Wednesday, November 4, 2015

A Portrait of My Love - a romance through a Dystopian lens

You should know by now that I have a very grim view of humanity. I hope to demonstrate that even a hardened cynic can enjoy a romance novel. Obviously, a reader like myself is going to get something entirely different from someone who gulps romance at face value. So today I am reviewing a romance novel from a Dystopian point of view. A few months ago I reviewed a murder mystery by the same author, Jennifer Young. Today I am reviewing A Portrait of My Love, Book #1 in her Lake Garda Series.

Terrified of commitment, Skye Ashton ditches her artist boyfriend, Zack, and disappears off to Italy with her best friend, the fascinating and fabulously wealthy Leona Castellano. When Zack turns up, Skye realises how much she really cares for him. But she has a fight on her hands, because Leona has taken an instant fancy to him, and she’s used to getting what she wants.

When Leona sets out to uncover the true story behind an old family feud, she puts herself in danger, and Zack finds himself drawn into an attempt to save her.

Will his intervention in Leona’s life lead to him losing Skye, the girl he really loves?
My thoughts:
I confess that before reading "A Portrait of My Love" I had to deprogram my brain a little. This book is totally outside the scope of my usual reading material. Normally I get a lot of twisted pleasure out of reading truly cerebral, warped, darkly comical fiction. Hence, I am not going to judge "A Portrait of My Love" it according to my regular guidelines. On a personal level, what intrigued me is that the love triangle reminds me of my own story. 17 years ago, while still in college, I successfully stole a man from a commitaphobic "friend". She was also "taking a break from the relationship" to "do some soul-searcing". Well, I didn't waste much time and moved right in. So I have a sadistic soft spot for love triangles like that. I have another sadistic soft spot for decadent Americans - or Brits - running away to do soul-searching in Italy. A prospective threesome in Italy ... Hm... Wings of the Dove, here I fly!

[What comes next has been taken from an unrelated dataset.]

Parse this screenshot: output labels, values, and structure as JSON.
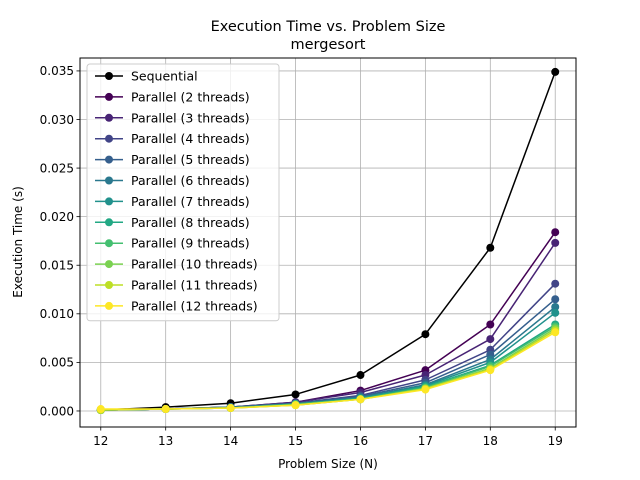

Now we are getting to the most delectable part - the protagonist, Skye Ashton. The author does a marvelous job creating a whiny, entitled, neurotic, impulsive, wishy-washy heroine trapped in the rinse cycle of first world problems, who fancies herself a free-spirit and a citizen of the universe yet agonizes over whom to call, her best friend or her boyfriend, or what flavor creamer to put in her coffee. In short, Skye is someone you want to see ambushed in a dark alley, murdered in a gruesome way and chopped up into pieces, just to stop hearing her high-pitched voice. Her redhead frenemy with a very telling name Leona is made essentially of the same raw materials. The differences are cosmetic. The object of their rivalry Zach is a glassy-eyed anemic dreamer who doodles Celtic knots. Essentially, what we end up with is a cast of hedonistic, spiritually bereft individuals taking a stab at the concept of Love. Ironically, "Love" is in the title of the novel. In reality, these people would not know Love if it fell into their cocktail glasses.

As a parody of 21st century Western World Womanhood, A Portrait of My Love is unparallelled.